第33話
「これはちょっと、やりすぎちまったってことなのかね?」
ヴェラが後方を走るリザードマンを見ながら呟く。
アッシュの走らせる荷馬車は今、群れをなしたリザードマンに追いかけられていた。
ファングの遠吠えで馬を走らせ始めてすぐ、街道の両脇からリザードマンが飛び出てきた。
待ち伏せが失敗に終わったと判断したリザードマンはそれでも諦めず、今こうして追いかけてきているのだ。
幸いリザードマンは馬ほど早く走れず、その差は徐々に広がってきている。
「でもどこまでも追いかけてきそうな顔をしてるよ?」
「どれだけの数が見える?」
荷台に向かってアッシュが叫ぶ。
今はただ、前を見て馬を走らせている。
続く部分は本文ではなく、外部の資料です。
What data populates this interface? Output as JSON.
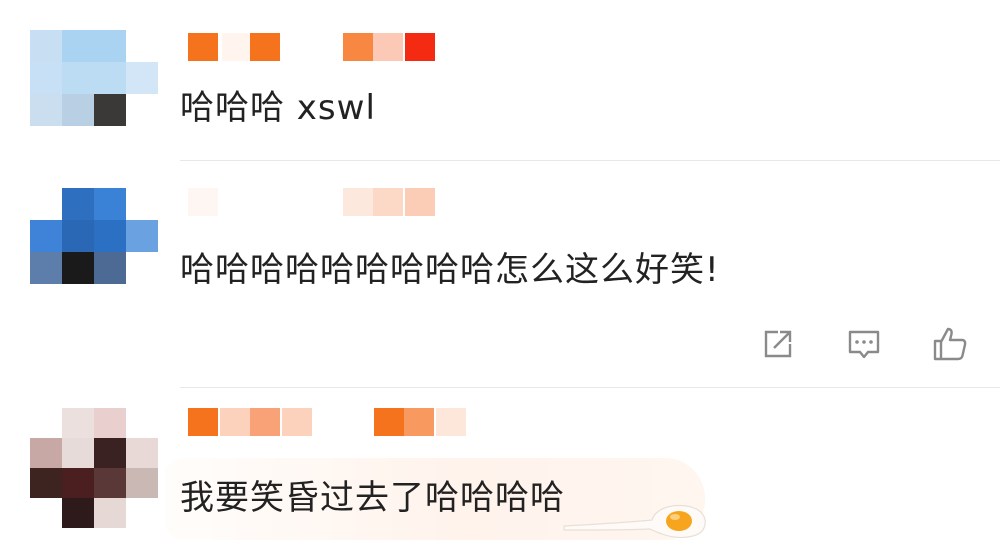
{
  "comments": [
    {
      "text": "哈哈哈 xswl"
    },
    {
      "text": "哈哈哈哈哈哈哈哈哈怎么这么好笑!"
    },
    {
      "text": "我要笑昏过去了哈哈哈哈"
    }
  ],
  "actions": [
    {
      "icon": "share-icon"
    },
    {
      "icon": "comment-icon"
    },
    {
      "icon": "thumbs-up-icon"
    }
  ],
  "colors": {
    "text": "#222222",
    "divider": "#e8e8e8",
    "icon": "#8a8a8a",
    "name_orange": "#f5731c",
    "name_red": "#f52a12",
    "egg_yolk": "#f7a51e"
  }
}
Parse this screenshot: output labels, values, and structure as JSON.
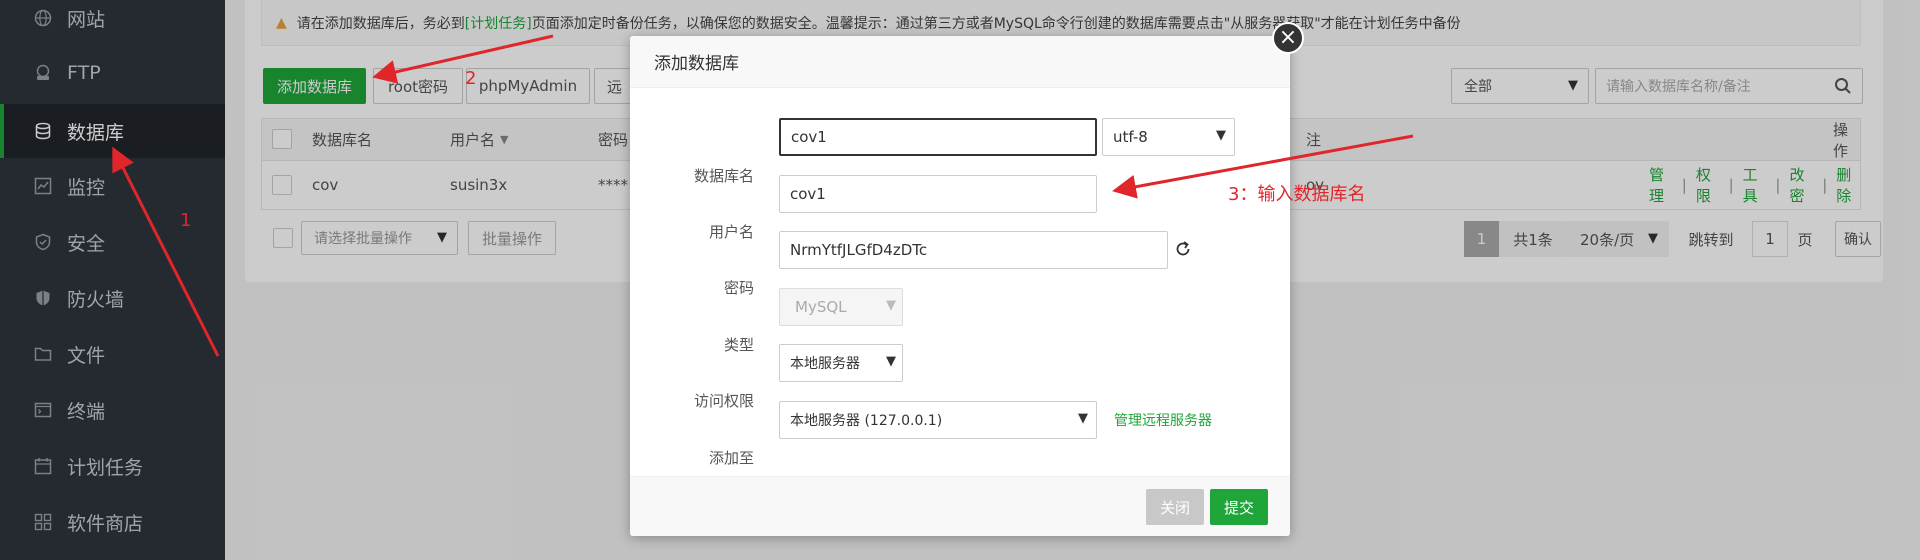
{
  "sidebar": {
    "items": [
      {
        "label": "网站",
        "icon": "globe-icon"
      },
      {
        "label": "FTP",
        "icon": "ftp-icon"
      },
      {
        "label": "数据库",
        "icon": "database-icon"
      },
      {
        "label": "监控",
        "icon": "monitor-icon"
      },
      {
        "label": "安全",
        "icon": "shield-icon"
      },
      {
        "label": "防火墙",
        "icon": "firewall-icon"
      },
      {
        "label": "文件",
        "icon": "folder-icon"
      },
      {
        "label": "终端",
        "icon": "terminal-icon"
      },
      {
        "label": "计划任务",
        "icon": "calendar-icon"
      },
      {
        "label": "软件商店",
        "icon": "apps-icon"
      }
    ]
  },
  "alert": {
    "prefix": "请在添加数据库后，务必到",
    "link": "[计划任务]",
    "suffix": "页面添加定时备份任务，以确保您的数据安全。温馨提示：通过第三方或者MySQL命令行创建的数据库需要点击\"从服务器获取\"才能在计划任务中备份"
  },
  "toolbar": {
    "add_db": "添加数据库",
    "root_password": "root密码",
    "phpmyadmin": "phpMyAdmin",
    "remote": "远",
    "filter_value": "全部",
    "search_placeholder": "请输入数据库名称/备注"
  },
  "table": {
    "headers": {
      "name": "数据库名",
      "user": "用户名",
      "password": "密码",
      "note": "注",
      "ops": "操作"
    },
    "rows": [
      {
        "name": "cov",
        "user": "susin3x",
        "password": "****",
        "note": "ov"
      }
    ],
    "ops": [
      "管理",
      "权限",
      "工具",
      "改密",
      "删除"
    ],
    "sep": "|"
  },
  "batch": {
    "select_placeholder": "请选择批量操作",
    "button": "批量操作"
  },
  "pager": {
    "current": "1",
    "total": "共1条",
    "per_page": "20条/页",
    "goto": "跳转到",
    "goto_value": "1",
    "page_unit": "页",
    "confirm": "确认"
  },
  "modal": {
    "title": "添加数据库",
    "fields": {
      "dbname_label": "数据库名",
      "dbname_value": "cov1",
      "charset_value": "utf-8",
      "user_label": "用户名",
      "user_value": "cov1",
      "password_label": "密码",
      "password_value": "NrmYtfJLGfD4zDTc",
      "type_label": "类型",
      "type_value": "MySQL",
      "access_label": "访问权限",
      "access_value": "本地服务器",
      "addto_label": "添加至",
      "addto_value": "本地服务器 (127.0.0.1)",
      "manage_remote": "管理远程服务器"
    },
    "close_button": "关闭",
    "submit_button": "提交"
  },
  "annotations": {
    "num1": "1",
    "num2": "2",
    "num3": "3：输入数据库名",
    "color": "#e0262b"
  }
}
そうしなければ、ほんの少しの失敗でもあっという間に追い付かれてしまうだろう。
「二十、いや、もっといる」
「魔物のくせに仲間を殺されて怒るような感情があるなんて、意外だよ」
そう言いながらヴェラはディーンの作ってあった槍を手に取ると、先頭を走るリザードマンへ向けて投げつけた。
投げられた槍はリザードマンの肩口へ突き刺さり、転倒したリザードマンに後続の何匹かが巻き込まれた。
とても長い時間が経ったような感覚。
馬の息が乱れ、少しずつ速度も落ちてきている。
十数本あった槍も半分ほど消費してしまった。
それでもまだ、リザードマン達は諦めることなく追いかけてきていた。
「いちかばちか戦うしかないのか」
操る馬は今にも倒れてしまいそうだ。
「バカをいうんじゃないよ!あんな数相手じゃ戦う前に袋叩きにされちまうよ!」
荷台からヴェラが叫ぶ。
「じゃあどうすればいい!」
アッシュに苛立ちが募る。次の基地まではまだまだ距離があり、このまま馬を走らせ続けることは不可能だ。
こんな場所に村はなく、助けを求められる人もいない。このままでは遅かれ早かれ追い付かれてしまうだろう。
と、その時、前方に何かが見えた。
それは馬に乗った四つの人影。
こちらに歩いてきているそれらに向かって、アッシュは力の限り叫び助けを求めたのだった。